Strouds creates a buzz
October 29, 2001-- Home Textiles Today,
Compared to April market, when a shroud of uncertainty surrounded Strouds, this market has been a pleasant surprise.
"There's starting to be a positive buzz about Strouds," said Rob Valone, president, and one of the senior management team that purchased the company in April. And it wasn't only because of the declining number of retailers at market.
Besides working its way back from its troubled era, it's now back in the black, having paid income tax last month, said Valone. "We have been profitable on a monthly basis, and will continue to be so."
Valone is confident that Strouds will return to a net profit level comparable to how it performed prior to its IPO.
Strouds has spent the last six months cutting costs and reinventing itself, which includes reducing G&A by nearly 50 percent to approximately $8 million, said a pleased Valone, though he is quick to acknowledge that the specialty retailer is still not where it needs to be.
Valone, along with Gary Van Wagner, vp and cfo, discussed with HTT during market the three areas the specialty retailer has been focused on for the past six months: top-line sales, bottom-line profitability and advertising.
Advertising, for example, is an important facet in the company's brand recognition, and it had to undergo a makeover. "Everything you do is a reflection of who you are — everything has to have the same synergistic approach," Valone said.
Strouds will send direct-mail pieces less frequently than before — once a season instead of six times a year — though Valone hoped to make more of an impression with more pages and a focus on product instead of price.
He sees the catalog campaign as an important part of building the brand. "We believe direct mail is the way to get our core consumer," he said. The database has 2.5 million names, including one million new ones.
The first example of its new approach just shipped — a 24-page direct-mail piece. The catalog focuses on lifestyle with such headlines as "Opposites Attract" and "Elements of Nature." Valone plans to go to a 36- or 48-page book that will be styled like a coffee table book or a catalog, with plenty of cross-coordination of product. "It will have a longer shelf life," he said.
"The advertising is a dedicated effort to change the look and feel of Strouds," he said. "We're relaunching the brand of Strouds."

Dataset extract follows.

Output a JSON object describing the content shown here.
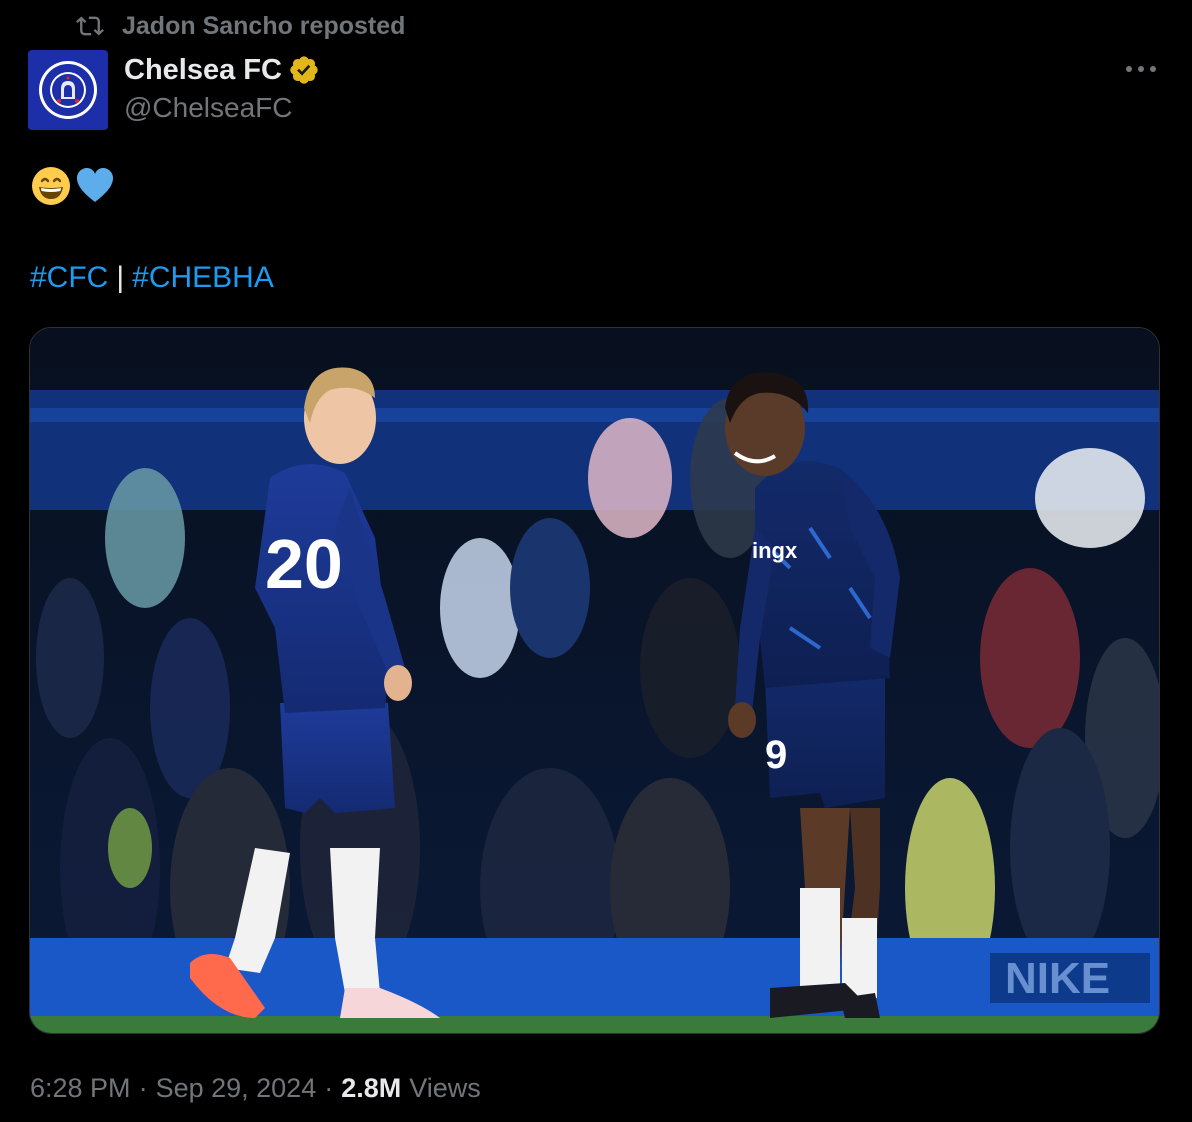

Its Internet site is also doing well, though Valone stressed that Strouds is a bricks-and-mortar business; thus, the site is treated like a another store, not a vehicle that will exceed store sales.
Expenses have also been looked at closely, including small things like store supplies and shopping bags, said Van Wagner, and Strouds has reduced its SG&A by 50 percent. A lot of additional cost-cutting measures, he said, have been "no-brainers."
Strouds has also reconfigured its merchandise to cut costs. For example, towels were previously merchandised by color, requiring every item to be ticketed. Now towels are separated by manufacturer, with signage listing the prices, eliminating the need to ticket, and saving about $100,000, according to Valone.
The one area Strouds hasn't cut into, however, is payroll — in fact, it has done the opposite. Van Wagner said that associates are expected to give customers five-star service, so he believes putting extra money in the payroll is a wise investment. "We're comfortable that there will be a return on that."
Strouds has also incorporated new policies on items that are not selling. "For three or four years … we weren't flushing through the losers," said Van Wagner. "We weren't able to turn things over." Now all merchandise has a time line, "so the stores won't get clogged up."
More cross-merchandising is also taking place, and full bath, and bed coordinates, are placed in vignettes.
Van Wagner added that, though fashion bedding draws the customers in, better basics and white goods are the core business of Strouds.
Its vendor matrix is also important, and its support over the last months has helped Strouds achieve better results, Valone said, because of their ability to deliver the right type of product to the Strouds customer.
Van Wagner said that when he worked strictly on the financial side, he couldn't understand why sometimes Strouds dealt with small companies for only a few skus, instead of consolidating them from one larger resource. Now he gets it.
"Newness for newness sake is not enough — it needs to be the right product for our customer," he said. Valone added that Strouds will not shrink its vendor base.